There is no 8-5 workday, my desk isn't even real wood, and I can't remember the last time I had a truly informative training day or really important meeting. I do learn things sometimes and I do think that the work I do is very important,  but most of the time meetings are formalities with all of the major work being done prior to or after the fact and trainings are a long, boring rehash of something someone has told you a hundred times already.

Since I am new to the particular agency I currently work for, I have literally been in training for months.  Although I actually appreciate that fact and did not prefer to be thrown to the wolves upon hire, I have done similar work for years and most of the training is about things that I could teach to the instructors in my sleep. Not that I haven't learned anything at all.  For example, today I learned that the ceiling in the training room has 246 tiles and that the two air conditioning vents have been severely neglected by the cleaning service.

I was joined in training today by several other social workers from my office, since it was a training on 'Brand New Material'.  Apparently in our agency, brand new means that they changed one sentence of a 2000 page policy and we must all be re-trained on the whole thing. Since they had been trained on the material (except for the one sentence of course) many more times than I had, they were even more bored than me.  This caused among them a phenomenon known as boredom texting.

Boredom texting as it pertains to redundant trainings consists of texting your colleagues within the same room secretly with humorous anecdotes, being careful not to be caught for fear of offending the usually well-meaning trainers.  I have no objections to boredom texting as long as the training is truly ridiculous, the trainers never get upset or offended, and the texters and textees maintain their composure and do not disrupt the rest of the trainees who are perhaps new to the planet and have a need to actually listen to the material.

Unfortunately, my co-workers and I eventually received a text that was so funny we were all forced to lose our composure and laugh loudly or else urinate on ourselves trying to hold it in.  We chose to laugh loudly, which then resulted in a domino effect of breaking all the bordom texting rules mentioned previously.  Our loud laughter caused us to lose our composure, disrupt the rest of the trainees and was obviously noted by more than one of the trainers, who were likely disgruntled by our outbursts. Thank goodness for us, the offending texter turned out to be our supervisor, who apparently has an amazing sense of comedy.  She was also one of the trainers, and  being careful to save the feelings of her comrade trainers she appeared to chastise us appropriately for our immature behavior.

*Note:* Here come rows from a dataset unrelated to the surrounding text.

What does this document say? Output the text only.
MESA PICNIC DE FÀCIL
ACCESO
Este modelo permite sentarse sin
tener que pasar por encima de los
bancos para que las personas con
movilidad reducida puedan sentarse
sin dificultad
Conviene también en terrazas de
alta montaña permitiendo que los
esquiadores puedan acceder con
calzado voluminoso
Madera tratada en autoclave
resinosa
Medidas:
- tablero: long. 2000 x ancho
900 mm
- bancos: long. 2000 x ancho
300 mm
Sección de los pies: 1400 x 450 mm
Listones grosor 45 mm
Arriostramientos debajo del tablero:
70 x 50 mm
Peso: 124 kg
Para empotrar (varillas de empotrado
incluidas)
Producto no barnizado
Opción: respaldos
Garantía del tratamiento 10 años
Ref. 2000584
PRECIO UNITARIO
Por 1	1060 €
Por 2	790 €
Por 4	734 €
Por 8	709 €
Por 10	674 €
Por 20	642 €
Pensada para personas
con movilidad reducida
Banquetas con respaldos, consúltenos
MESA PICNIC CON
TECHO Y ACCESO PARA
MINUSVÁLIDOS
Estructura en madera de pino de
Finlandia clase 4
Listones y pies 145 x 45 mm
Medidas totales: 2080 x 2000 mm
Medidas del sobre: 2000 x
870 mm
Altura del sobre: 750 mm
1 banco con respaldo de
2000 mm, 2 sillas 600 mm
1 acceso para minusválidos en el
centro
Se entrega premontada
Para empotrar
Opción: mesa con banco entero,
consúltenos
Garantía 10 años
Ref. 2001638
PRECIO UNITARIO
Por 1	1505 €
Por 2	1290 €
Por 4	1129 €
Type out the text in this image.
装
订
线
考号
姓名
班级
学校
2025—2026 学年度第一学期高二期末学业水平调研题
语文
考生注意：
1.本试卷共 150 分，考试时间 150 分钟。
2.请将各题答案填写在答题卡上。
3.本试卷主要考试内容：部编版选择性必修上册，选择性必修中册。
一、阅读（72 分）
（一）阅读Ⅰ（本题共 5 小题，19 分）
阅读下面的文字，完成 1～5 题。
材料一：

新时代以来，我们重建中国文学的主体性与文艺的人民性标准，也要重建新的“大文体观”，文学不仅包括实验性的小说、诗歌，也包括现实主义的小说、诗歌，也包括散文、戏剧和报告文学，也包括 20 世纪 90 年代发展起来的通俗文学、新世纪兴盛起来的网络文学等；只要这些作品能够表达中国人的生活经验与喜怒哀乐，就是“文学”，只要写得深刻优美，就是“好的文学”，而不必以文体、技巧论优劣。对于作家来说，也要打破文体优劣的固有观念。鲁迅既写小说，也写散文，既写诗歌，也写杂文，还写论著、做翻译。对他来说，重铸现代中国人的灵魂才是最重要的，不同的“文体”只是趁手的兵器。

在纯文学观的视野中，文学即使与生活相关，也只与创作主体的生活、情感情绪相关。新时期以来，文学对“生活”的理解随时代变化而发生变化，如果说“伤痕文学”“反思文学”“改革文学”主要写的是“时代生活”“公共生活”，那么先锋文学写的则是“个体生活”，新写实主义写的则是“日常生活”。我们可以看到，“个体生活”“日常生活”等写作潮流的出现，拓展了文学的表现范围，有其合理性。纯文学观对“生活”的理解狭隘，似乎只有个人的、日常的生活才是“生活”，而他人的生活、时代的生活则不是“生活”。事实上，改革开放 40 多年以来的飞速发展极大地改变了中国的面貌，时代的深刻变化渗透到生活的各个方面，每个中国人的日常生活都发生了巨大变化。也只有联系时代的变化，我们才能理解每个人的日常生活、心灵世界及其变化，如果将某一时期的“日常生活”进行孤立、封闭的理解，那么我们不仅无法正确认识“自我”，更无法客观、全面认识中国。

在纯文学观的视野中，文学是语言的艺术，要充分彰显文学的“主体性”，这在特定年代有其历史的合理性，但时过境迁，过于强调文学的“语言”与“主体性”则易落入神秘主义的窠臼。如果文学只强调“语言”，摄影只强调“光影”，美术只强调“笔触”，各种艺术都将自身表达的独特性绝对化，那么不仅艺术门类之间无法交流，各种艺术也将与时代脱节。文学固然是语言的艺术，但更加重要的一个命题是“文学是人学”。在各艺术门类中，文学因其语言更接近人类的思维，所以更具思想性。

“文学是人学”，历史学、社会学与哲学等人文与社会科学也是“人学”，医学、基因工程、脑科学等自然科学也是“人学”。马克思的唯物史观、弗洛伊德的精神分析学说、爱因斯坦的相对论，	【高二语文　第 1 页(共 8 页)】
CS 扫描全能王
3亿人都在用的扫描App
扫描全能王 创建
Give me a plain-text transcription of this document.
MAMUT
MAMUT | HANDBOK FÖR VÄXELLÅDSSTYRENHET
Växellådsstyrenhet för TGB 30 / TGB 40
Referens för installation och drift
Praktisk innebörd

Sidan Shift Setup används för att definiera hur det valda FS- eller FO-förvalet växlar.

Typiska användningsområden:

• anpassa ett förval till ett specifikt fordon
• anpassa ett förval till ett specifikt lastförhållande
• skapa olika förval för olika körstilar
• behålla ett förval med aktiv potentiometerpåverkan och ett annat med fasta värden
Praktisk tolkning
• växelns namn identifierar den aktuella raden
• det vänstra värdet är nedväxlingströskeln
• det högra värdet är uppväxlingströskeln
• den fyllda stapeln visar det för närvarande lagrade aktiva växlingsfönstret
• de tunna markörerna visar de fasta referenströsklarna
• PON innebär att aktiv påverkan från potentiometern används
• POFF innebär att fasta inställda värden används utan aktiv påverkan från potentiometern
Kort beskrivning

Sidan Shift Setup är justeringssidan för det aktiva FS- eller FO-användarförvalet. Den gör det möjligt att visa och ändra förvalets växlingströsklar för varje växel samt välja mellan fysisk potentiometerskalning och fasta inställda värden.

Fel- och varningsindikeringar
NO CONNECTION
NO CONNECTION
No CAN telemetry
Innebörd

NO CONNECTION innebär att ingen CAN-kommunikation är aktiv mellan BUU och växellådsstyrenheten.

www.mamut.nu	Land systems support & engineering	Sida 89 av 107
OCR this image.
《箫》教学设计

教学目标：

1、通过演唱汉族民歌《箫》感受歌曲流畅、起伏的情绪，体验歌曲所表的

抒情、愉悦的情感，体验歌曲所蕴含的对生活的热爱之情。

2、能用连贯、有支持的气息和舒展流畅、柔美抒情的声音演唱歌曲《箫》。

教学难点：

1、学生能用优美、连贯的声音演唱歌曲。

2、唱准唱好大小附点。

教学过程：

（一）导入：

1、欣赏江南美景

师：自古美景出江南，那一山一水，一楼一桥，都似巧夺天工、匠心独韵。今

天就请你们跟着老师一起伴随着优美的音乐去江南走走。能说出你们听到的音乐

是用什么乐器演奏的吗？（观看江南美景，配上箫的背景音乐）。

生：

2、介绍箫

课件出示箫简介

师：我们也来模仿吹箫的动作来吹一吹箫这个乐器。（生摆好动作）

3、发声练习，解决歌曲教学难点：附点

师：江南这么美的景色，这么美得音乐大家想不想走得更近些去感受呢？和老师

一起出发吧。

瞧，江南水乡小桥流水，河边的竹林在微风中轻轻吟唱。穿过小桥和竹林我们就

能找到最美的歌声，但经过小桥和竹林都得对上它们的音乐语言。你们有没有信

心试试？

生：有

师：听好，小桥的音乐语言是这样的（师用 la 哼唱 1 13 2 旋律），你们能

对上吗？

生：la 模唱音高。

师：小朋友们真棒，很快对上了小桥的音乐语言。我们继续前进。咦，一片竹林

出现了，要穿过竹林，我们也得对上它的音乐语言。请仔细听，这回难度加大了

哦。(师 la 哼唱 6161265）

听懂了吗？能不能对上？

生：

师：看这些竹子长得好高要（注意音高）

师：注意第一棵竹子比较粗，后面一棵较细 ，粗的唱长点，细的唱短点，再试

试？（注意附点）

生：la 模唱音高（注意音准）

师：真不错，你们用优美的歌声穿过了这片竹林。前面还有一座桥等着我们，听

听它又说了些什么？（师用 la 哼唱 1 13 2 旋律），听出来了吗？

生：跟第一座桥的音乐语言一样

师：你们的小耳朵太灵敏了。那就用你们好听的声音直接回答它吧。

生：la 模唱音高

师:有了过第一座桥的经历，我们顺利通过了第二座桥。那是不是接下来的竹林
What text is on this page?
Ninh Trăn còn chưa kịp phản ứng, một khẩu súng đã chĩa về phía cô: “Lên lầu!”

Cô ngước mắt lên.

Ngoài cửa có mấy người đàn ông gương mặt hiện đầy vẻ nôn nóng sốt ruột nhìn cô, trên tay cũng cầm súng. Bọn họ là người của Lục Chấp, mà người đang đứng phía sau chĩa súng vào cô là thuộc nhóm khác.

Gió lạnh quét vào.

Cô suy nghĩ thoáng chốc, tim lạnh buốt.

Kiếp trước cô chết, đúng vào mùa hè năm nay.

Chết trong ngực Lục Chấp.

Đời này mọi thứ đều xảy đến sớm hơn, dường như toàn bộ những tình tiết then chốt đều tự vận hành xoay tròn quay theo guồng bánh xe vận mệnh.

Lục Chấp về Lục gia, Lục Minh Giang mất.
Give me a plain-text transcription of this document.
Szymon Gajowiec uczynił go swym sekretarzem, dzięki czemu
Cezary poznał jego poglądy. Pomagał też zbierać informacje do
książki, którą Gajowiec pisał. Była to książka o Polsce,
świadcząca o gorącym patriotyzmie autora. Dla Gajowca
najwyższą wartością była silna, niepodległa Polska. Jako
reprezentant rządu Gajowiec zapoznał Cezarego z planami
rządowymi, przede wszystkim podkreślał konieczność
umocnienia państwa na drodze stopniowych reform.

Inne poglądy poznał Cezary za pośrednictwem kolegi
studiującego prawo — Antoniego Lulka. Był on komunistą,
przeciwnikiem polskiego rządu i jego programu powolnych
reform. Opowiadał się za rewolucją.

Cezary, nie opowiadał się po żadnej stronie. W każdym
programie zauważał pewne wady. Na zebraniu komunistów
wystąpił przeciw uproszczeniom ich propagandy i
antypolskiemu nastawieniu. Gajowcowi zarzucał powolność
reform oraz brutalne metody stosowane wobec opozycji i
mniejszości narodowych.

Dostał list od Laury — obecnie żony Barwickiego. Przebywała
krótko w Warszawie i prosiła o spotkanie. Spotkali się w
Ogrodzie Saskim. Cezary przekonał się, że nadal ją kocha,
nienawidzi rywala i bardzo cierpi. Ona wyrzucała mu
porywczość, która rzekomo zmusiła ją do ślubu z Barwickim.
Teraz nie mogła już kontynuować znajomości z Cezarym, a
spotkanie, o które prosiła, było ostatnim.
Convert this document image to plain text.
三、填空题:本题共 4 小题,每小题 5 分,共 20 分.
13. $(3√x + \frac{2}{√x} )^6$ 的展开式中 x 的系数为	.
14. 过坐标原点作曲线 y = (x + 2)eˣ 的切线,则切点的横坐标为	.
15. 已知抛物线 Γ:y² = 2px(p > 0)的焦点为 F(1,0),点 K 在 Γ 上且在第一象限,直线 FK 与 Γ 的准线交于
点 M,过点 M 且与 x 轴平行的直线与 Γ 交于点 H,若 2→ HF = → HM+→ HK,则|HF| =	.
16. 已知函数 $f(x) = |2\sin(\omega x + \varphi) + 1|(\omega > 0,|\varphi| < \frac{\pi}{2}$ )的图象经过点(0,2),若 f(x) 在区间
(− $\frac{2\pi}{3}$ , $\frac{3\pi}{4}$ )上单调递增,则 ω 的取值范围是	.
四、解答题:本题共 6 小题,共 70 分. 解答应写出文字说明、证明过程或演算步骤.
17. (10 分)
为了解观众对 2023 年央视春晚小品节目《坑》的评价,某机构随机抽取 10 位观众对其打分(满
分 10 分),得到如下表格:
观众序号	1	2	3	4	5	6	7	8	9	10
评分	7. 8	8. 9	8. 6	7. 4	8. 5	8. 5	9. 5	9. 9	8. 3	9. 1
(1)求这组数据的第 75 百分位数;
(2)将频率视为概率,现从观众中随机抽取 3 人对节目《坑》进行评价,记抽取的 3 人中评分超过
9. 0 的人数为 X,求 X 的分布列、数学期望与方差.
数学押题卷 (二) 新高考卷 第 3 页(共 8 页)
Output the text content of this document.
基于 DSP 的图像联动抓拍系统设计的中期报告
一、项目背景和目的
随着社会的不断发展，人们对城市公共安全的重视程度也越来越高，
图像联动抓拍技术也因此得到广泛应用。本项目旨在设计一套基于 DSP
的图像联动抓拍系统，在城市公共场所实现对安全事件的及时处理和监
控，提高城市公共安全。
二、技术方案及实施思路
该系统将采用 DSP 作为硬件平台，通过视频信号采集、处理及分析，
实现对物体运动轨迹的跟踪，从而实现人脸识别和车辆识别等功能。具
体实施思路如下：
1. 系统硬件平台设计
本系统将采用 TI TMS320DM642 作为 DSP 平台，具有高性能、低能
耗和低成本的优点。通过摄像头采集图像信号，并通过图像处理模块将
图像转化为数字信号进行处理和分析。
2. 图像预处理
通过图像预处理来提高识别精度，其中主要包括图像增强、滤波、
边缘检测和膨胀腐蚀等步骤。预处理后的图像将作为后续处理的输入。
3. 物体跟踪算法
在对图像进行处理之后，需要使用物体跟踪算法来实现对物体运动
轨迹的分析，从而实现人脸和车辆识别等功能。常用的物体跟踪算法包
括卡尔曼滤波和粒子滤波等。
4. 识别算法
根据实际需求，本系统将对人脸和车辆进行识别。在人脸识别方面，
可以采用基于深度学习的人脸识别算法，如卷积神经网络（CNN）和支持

Now, I can't tell you what was so funny, but I can tell you that I have a whole new respect for my supervisor and her ability to sympathize with our pain and relieve it adequately to the best of her ability during our very boring day.

I can tell you about the last boredom text I received at my previous job from the psychologist sitting across from me at an administrative meeting.  He wanted to inform me that the clerk sitting next to him was sexting with the attorney sitting next to me.  Now those two were just out of line.

Tuesday, August 17, 2010

Because I have been writing, just not here....

I have been having the hardest time keeping up with this blog.  I just commented on another social work site that I appreciated funny blogs and had trouble finding any before starting my own that also pertained to social work.  However, now that I have committed myself to such an endeavor, it is very difficult to keep up on a daily basis and I have had the pleasure of watching my visit count go from several hundred to one or two a day. If you have ever sat and refreshed the view counter over and over instead of focusing on new material, you know exactly what I mean.  In any case, I have been writing, just slightly more seriously due to an upset by a recent issue in our US media with radio talk show host Dr. Laura.  You can read my rant on the issue of racism and of my dissatisfaction with Dr. Laura in general here.  Of course I have been writing other things as well, but if anyone at work ever knew about all of the nerd-love erotica I write I might be out of a job.  Wow, I couldn't help myself just now and googled that to see if such a thing actually existed and all I can say is don't search that term at work or in your home if you don't want your tech guy to think you have a pornography addiction. Now, if your tech guy is really nerdy and you are actually into that sort of thing, by all means, search away.

UPDATE:  Apparently I need to learn to close out my browser before I abandon my laptop to go to work.  My spouse apparently uses my laptop occasionally (no idea why the three other computers in the house aren't sufficient for him) and thinks that I have a nerd-love erotica fetish, whatever that is.  I mean, I guess its true that I am attracted to nerds, and he is aware that I have always found The Professor Jeff Goldblum and John Stewart extremely attractive, but now he thinks I have a 'problem'. I'll let you know if he becomes jealous and starts reciting physics equations in the bedroom.  Actually, that might be kinda hot...

Sunday, August 15, 2010

Some social support for Eminem

I have a confession to make: I am a closet gangsta rap fan.  I know that it probably seems that this is one of those instances where I am making an attempt at humor, but I really am a rap fan and at the top of my list of favorites (which includes Immortal Technique and Tupac) is the infamous Eminem.  Not only does he have enough gangsta flavor on some songs to make me pretend I’m a badass behind the wheel of my minivan after I drop the kids off, he is just plain hysterical sometimes.  Its like getting two flavors for one, a hip-hop, comedy Reeses if you will.  I am aware that all of the above named artists would likely be ashamed to include me in their fan base, and I also realize that I frequently look ridiculous behind the wheel when indulging my musical tastes, but the social commentary provided in almost all music makes this particular genre hard to resist. 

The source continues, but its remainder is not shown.